Clinical trial number:
-
- Immunology and Inflammation
- Medicine
Together with obesity and type 2 diabetes, metabolic dysfunction-associated steatotic liver disease (MASLD) is a growing global epidemic. Activation of the complement system and infiltration of macrophages has been linked to progression of metabolic liver disease. The role of complement receptors in macrophage activation and recruitment in MASLD remains poorly understood. In human and mouse, C3AR1 in the liver is expressed primarily in Kupffer cells, but is downregulated in humans with MASLD compared to obese controls.

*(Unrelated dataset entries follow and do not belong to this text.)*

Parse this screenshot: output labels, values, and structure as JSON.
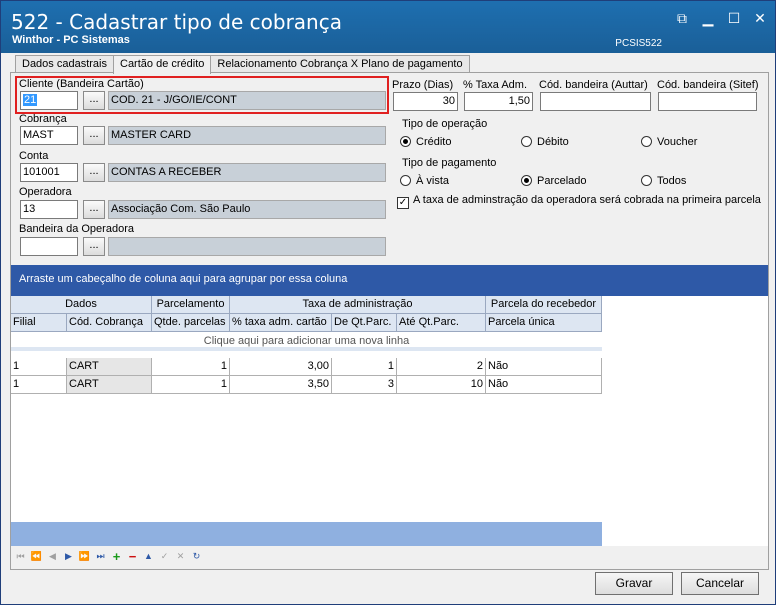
{
  "window": {
    "title": "522 - Cadastrar tipo de cobrança",
    "subtitle": "Winthor - PC Sistemas",
    "code": "PCSIS522",
    "controls": [
      "restore-icon",
      "minimize-icon",
      "maximize-icon",
      "close-icon"
    ]
  },
  "tabs": [
    {
      "label": "Dados cadastrais",
      "active": false
    },
    {
      "label": "Cartão de crédito",
      "active": true
    },
    {
      "label": "Relacionamento Cobrança X Plano de pagamento",
      "active": false
    }
  ],
  "form": {
    "cliente": {
      "label": "Cliente (Bandeira Cartão)",
      "code": "21",
      "desc": "COD. 21 - J/GO/IE/CONT"
    },
    "cobranca": {
      "label": "Cobrança",
      "code": "MAST",
      "desc": "MASTER CARD"
    },
    "conta": {
      "label": "Conta",
      "code": "101001",
      "desc": "CONTAS A RECEBER"
    },
    "operadora": {
      "label": "Operadora",
      "code": "13",
      "desc": "Associação Com. São Paulo"
    },
    "bandeira_operadora": {
      "label": "Bandeira da Operadora",
      "code": "",
      "desc": ""
    },
    "dots_label": "...",
    "prazo": {
      "label": "Prazo (Dias)",
      "value": "30"
    },
    "taxa": {
      "label": "% Taxa Adm.",
      "value": "1,50"
    },
    "cod_auttar": {
      "label": "Cód. bandeira (Auttar)",
      "value": ""
    },
    "cod_sitef": {
      "label": "Cód. bandeira (Sitef)",
      "value": ""
    },
    "tipo_operacao": {
      "label": "Tipo de operação",
      "options": [
        "Crédito",
        "Débito",
        "Voucher"
      ],
      "selected": "Crédito"
    },
    "tipo_pagamento": {
      "label": "Tipo de pagamento",
      "options": [
        "À vista",
        "Parcelado",
        "Todos"
      ],
      "selected": "Parcelado"
    },
    "checkbox": {
      "label": "A taxa de adminstração da operadora será cobrada na primeira parcela",
      "checked": true
    }
  },
  "grid": {
    "group_hint": "Arraste um cabeçalho de coluna aqui para agrupar por essa coluna",
    "bands": [
      "Dados",
      "Parcelamento",
      "Taxa de administração",
      "Parcela do recebedor"
    ],
    "columns": [
      "Filial",
      "Cód. Cobrança",
      "Qtde. parcelas",
      "% taxa adm. cartão",
      "De Qt.Parc.",
      "Até Qt.Parc.",
      "Parcela única"
    ],
    "new_row_hint": "Clique aqui para adicionar uma nova linha",
    "rows": [
      [
        "1",
        "CART",
        "1",
        "3,00",
        "1",
        "2",
        "Não"
      ],
      [
        "1",
        "CART",
        "1",
        "3,50",
        "3",
        "10",
        "Não"
      ]
    ]
  },
  "navigator": [
    "first-icon",
    "prev-page-icon",
    "prev-icon",
    "next-icon",
    "next-page-icon",
    "last-icon",
    "add-icon",
    "delete-icon",
    "edit-icon",
    "post-icon",
    "cancel-icon",
    "refresh-icon"
  ],
  "buttons": {
    "save": "Gravar",
    "cancel": "Cancelar"
  }
}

To test the role of complement 3a receptor (C3aR1) on macrophages and liver resident macrophages in MASLD, we generated mice deficient in C3aR1 on all macrophages (C3aR1-MφKO) or specifically in liver Kupffer cells (C3aR1-KpKO) and subjected them to a model of metabolic steatotic liver disease. We show that macrophages account for the vast majority of C3ar1 expression in the liver. Overall, C3aR1-MφKO and C3aR1-KpKO mice have similar body weight gain without significant alterations in glucose homeostasis, hepatic steatosis and fibrosis, compared to controls on a MASLD-inducing diet. This study demonstrates that C3aR1 deletion in macrophages or Kupffer cells, the predominant liver cell type expressing C3ar1, has no significant effect on liver steatosis, inflammation or fibrosis in a dietary MASLD model.